The Minnesota Health and Agriculture departments plan Monday to strip St. Paul of its authority to inspect food retailers, restaurants and other businesses in the city, charging incompetence and an ongoing failure to meet state health standards.

The state's actions point to serious concerns about whether inspections have regularly met state-prescribed standards in St. Paul, which has conducted its own food inspections since 1887. It wasn't clear whether the state has taken similar action before, although no one could recall such a thing happening to St. Paul.

Food and restaurant inspections ultimately are the responsibility of the state, which typically delegates that authority to local jurisdictions.

But according to Health Department spokesman Michael Schommer, a state review of the city's inspections program last year found "inadequate inspection frequency, inaccurate and incomplete inspection reports, and inadequate inspection staffing."

The city responded Wednesday by filing for a temporary restraining order against the state departments in Ramsey County District Court, blaming inspection troubles on severe state aid cuts and insisting that recent hiring and resource upgrades make the city more likely to do a better job of inspections than the state.

"The city's top priority is the safety and welfare of its residents and guests, and the city has met all the obligations of its agreements with both departments of health and agriculture," Mayor Chris Coleman said in a statement.

In November, the state and city made a conditional agreement that allowed St.

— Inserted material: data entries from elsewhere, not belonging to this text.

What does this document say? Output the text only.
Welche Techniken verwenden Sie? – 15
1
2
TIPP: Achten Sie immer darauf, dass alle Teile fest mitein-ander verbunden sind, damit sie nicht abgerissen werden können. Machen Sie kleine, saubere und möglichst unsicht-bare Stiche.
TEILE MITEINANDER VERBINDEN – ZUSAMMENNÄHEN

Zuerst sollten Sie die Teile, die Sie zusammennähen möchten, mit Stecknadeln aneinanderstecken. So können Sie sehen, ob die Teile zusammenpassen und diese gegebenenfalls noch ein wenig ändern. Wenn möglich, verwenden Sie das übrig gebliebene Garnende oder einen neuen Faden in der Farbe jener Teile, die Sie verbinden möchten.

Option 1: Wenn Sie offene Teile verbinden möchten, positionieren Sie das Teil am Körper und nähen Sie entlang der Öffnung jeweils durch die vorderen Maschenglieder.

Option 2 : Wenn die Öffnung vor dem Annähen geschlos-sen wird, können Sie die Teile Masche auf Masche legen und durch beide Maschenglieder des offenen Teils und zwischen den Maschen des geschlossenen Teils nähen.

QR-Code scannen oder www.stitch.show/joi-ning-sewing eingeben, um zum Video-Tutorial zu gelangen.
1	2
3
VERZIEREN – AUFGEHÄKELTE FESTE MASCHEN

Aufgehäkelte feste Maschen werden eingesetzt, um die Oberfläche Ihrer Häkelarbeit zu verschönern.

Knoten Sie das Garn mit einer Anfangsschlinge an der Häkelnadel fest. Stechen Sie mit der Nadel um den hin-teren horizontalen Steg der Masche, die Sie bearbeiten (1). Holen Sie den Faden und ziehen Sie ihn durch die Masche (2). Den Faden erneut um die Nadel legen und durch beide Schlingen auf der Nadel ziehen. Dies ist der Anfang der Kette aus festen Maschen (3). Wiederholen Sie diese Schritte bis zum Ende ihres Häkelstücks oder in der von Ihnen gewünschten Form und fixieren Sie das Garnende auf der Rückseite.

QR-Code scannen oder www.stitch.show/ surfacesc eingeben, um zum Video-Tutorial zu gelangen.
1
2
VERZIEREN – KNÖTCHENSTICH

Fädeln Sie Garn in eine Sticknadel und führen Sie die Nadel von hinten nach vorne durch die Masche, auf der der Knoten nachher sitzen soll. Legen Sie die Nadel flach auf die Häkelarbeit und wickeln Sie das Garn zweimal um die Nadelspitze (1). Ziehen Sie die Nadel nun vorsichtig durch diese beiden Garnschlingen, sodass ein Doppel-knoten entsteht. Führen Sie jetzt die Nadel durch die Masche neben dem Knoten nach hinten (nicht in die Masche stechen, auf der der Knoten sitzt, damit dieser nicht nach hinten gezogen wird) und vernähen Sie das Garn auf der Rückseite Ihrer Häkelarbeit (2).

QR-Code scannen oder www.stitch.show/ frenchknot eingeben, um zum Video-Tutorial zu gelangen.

Paul to continue inspections so long as it submitted its inspection reports to the state for review.

State officials said that the city complied only last month, and then only with reports from May and June.

The Health Department told city officials last month that it was canceling its conditional agreement to give St. Paul two years to bring its inspections up to state standards. City officials appealed that decision, but learned this week that their appeal had been rejected.

"Subsequent experience has shown that the [city's] program has not improved sufficiently and so we have decided to cancel the delegation inspection agreement," Schommer said.

Of 114 inspection reports that St. Paul filed in May and June, Schommer said that 70 percent contained errors such as the wrong code violation or omission of compliance deadlines. Nearly 40 percent listed compliance periods that were too long under state guidelines, and 17 percent failed to initiate the prescribed enforcement action.

Moreover, the state found that St. Paul had fewer than nine inspections in May per inspector. The November conditional agreement with the city had required each inspector to conduct at least 25 inspections per month, Schommer said.

The Agriculture Department is taking similar action targeted at St. Paul's inspection of grocery stores, convenience stores and delis. An assessment by the department in January and February revealed serious problems in administration and field inspection: inadequate staffing, a staff competency rate below the 82 percent required and only 35 percent of high-risk facilities had been inspected once a year (all are supposed to be inspected).

In the conditional agreement, city officials acknowledged that they had not been meeting all inspection standards. But in his appeal to the Health Department, city safety and inspections director Ricardo Cervantes said that in the past few years "the city has been asked to do more with less [by the state], which predictably and unavoidably meant that some programs could not be fully funded."

Since November, Cervantes pointed out, St. Paul has hired a new environmental health manager, appointed two new supervisors, added seven people to the inspections division, conducted nearly 2,000 hours of training and reduced its backlog of cases by nearly half.

It also paid $106,000 to the Health Department for consulting services from a state employee — who the city claims has been absent nearly 40 percent of the time.

The restructuring added $725,000 to this year's inspections budget, the city said.

In making the case for a temporary restraining order, the city attorney's office said that neither department had inspected the city's program for more than a decade. To bring itself up to date, the city had agreed to work on improving its program over a two-year period and had made significant progress.

Now, the city argues in court documents, "Not only would a hostile takeover by [the state departments] risk public safety, it would inflict serious harm on the city that could not be remedied later."

The city goes on to say that if the state adds more than 2,100 St. Paul establishments to its large caseload, it "would create food gaps, confuse licensees, and adds significant regulatory complexity — all without tangible benefit to public safety."

Mayoral spokesman Joe Campbell said that St. Paul has nine inspectors for restaurants, lodging and pools, as well as four inspectors who focus on food dealers such as grocery stores.

"The city believes that our inspectors are best suited to perform inspections within the city of St. Paul," Campbell said. "The larger the institution, the less service-oriented it is."

In 2010, the Health Department called Minneapolis' inspection program "unacceptable" and said the city's inspection frequency was under par. As a result, the city planned last fall to hire more inspectors.